Ask

The Marketing Department of Cyclistic has asked the Analytics team to deliver actionable insights into the usage characteristics of Cyclistic’s customer base to determine how to convert existing Casual users into Membership holders, which represents a more profitable customer demographic.

Setup

library(tidyverse)
library(lubridate)

Prepare

The data for this product was imported from the company’s records in the form of 12 zip compressed CSV files. These were imported from the server using a bash script to gather all files pertaining to calendar year 2022 and stored locally in an rstudio project folder and managed on the teams local server as a Git repository. Only members of the team were given access to the source data. The CSV were created as read-only to maintain the integrity of the source data. After the csv files were reviewed the Zip files were removed from the repository.

#Import Data from source
#Source URL: https://divvy-tripdata.s3.amazonaws.com/index.html

#!/bin/bash

# Set the base URL for the zip files
base_url="https://divvy-tripdata.s3.amazonaws.com/"


# Iterate through months 1 to 12
for month in {1..12}; do
    # Add leading zero if the month is single digit
    if ((month < 10)); then
        month="0${month}"
    fi

    # Construct the file URL
    file_url="${base_url}2022${month}-divvy-tripdata.zip"

    # Download the file using curl
    curl -O "$file_url"
done

The individual datasets were concatenated using the rbind function with the following script:

# Set the directory path where the CSV files are located
directory <- "~/Desktop/gdac_cs_1/source"

# Get a list of all CSV files in the directory
csv_files <- list.files(directory, pattern = "\\.csv$", full.names = TRUE)

# Initialize an empty data frame to store the concatenated data
combined_data <- data.frame()

# Loop through each CSV file and concatenate the data
for (file in csv_files) {
  # Read the CSV file
  data <- read.csv(file)
}

# Concatenate the data using rbind
combined_data <- rbind(combined_data, data)

The complete dataset was was wriiten to the file 2202-all-divvy-tripdata.csv. The dataset was then assigned to the object df.
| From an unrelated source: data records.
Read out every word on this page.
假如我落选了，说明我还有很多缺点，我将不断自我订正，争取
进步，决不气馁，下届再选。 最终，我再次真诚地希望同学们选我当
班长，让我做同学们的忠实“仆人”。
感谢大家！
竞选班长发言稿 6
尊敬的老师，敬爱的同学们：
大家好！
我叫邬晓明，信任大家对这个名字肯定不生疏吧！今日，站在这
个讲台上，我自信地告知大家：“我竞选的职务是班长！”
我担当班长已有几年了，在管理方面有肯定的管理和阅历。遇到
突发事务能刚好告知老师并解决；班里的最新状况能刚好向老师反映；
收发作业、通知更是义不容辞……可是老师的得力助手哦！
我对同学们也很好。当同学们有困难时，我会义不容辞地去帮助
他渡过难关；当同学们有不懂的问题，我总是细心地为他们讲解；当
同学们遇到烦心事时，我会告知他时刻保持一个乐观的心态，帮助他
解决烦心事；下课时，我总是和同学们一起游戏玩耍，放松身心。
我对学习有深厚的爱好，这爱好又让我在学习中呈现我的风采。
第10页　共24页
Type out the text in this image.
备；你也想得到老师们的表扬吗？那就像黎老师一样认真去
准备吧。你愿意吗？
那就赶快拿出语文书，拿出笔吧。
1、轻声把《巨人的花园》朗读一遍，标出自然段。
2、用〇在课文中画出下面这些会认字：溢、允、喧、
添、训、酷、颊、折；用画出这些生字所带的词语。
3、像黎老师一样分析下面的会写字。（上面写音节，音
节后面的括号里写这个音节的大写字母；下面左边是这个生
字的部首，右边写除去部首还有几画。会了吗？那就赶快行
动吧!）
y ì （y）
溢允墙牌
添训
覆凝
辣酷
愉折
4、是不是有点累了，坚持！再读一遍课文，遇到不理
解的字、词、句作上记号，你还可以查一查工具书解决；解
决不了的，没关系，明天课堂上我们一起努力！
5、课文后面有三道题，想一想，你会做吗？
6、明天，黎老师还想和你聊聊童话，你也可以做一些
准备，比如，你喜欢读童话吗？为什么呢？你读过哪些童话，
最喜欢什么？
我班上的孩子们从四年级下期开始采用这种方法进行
df0 <- read.csv("~/R/gdac_cs_1/source/2022-all-divvy-tripdata.csv")

List of Variable Names

names(df0)
##  [1] "X"                  "ride_id"            "rideable_type"      "started_at"         "ended_at"           "start_station_name"
##  [7] "start_station_id"   "end_station_name"   "end_station_id"     "start_lat"          "start_lng"          "end_lat"           
## [13] "end_lng"            "member_casual"

Process

Upon inspection of the data the naming conventions were found to be acceptable for the analysis and it was determined that there was no obvious concern regarding bias in the population. The team chose to create new variables to gain clearer insight into the dataset such as trip_duration, day_of_week, day_of_year, and month_of_year. It was determined that observations of docked_bike were in need of cleaning as this value was not pertinent to the business question.

unique(df0$member_casual)
## [1] "casual" "member"
unique(df0$rideable_type)
## [1] "electric_bike" "classic_bike"  "docked_bike"
colnames(df)[1] <- "id"
df$trip_duration <- as.numeric(difftime(df$ended_at,
                                        df$started_at,
                                        units = "hours"))
df$day_of_week <- wday(df$started_at)
df$day_of_year <- yday(df$started_at)
df$month_of_year <- month(df$started_at)
df$week_of_year <- week(df$started_at)
df$hour_of_day <- hour(df$started_at)
names(df)
##  [1] "rideable_type"      "started_at"         "ended_at"           "start_station_name" "start_station_id"   "end_station_name"  
##  [7] "end_station_id"     "start_lat"          "start_lng"          "end_lat"            "end_lng"            "member_casual"     
## [13] "trip_duration"      "day_of_week"        "day_of_year"        "month_of_year"      "hour_of_day"

Proportion Tables

round(prop.table(table(df$member_casual)), 2) * 100
## 
## casual member 
##     41     59
round(prop.table(table(df$rideable_type)), 2) * 100
## 
##  classic_bike   docked_bike electric_bike 
##            46             3            51
round(prop.table(table(df$member_casual, df$rideable_type)), 2) * 100
##         
##          classic_bike docked_bike electric_bike
##   casual           16           3            22
##   member           30           0            29

An initial summary was run on the numeric variable trip_duration to determine the distribution of data across the dataset and generated the following boxplot.

summary(df$trip_duration)
##      Min.   1st Qu.    Median      Mean   3rd Qu.      Max. 
## -172.5558    0.0969    0.1714    0.3241    0.3078  689.7875
boxplot(df$trip_duration)

This showed notable outliers above the third Quartile and there should have been no values equal to or less than Zero hours. The following Histogram gave further insight of the trends regarding trip duration.

df %>%
  ggplot(aes(x = trip_duration)) +
  geom_histogram(bins = 500) +
  labs(x = "Ride Duration in Hours",
       y = NULL, title = "Histogram of Ride Duration")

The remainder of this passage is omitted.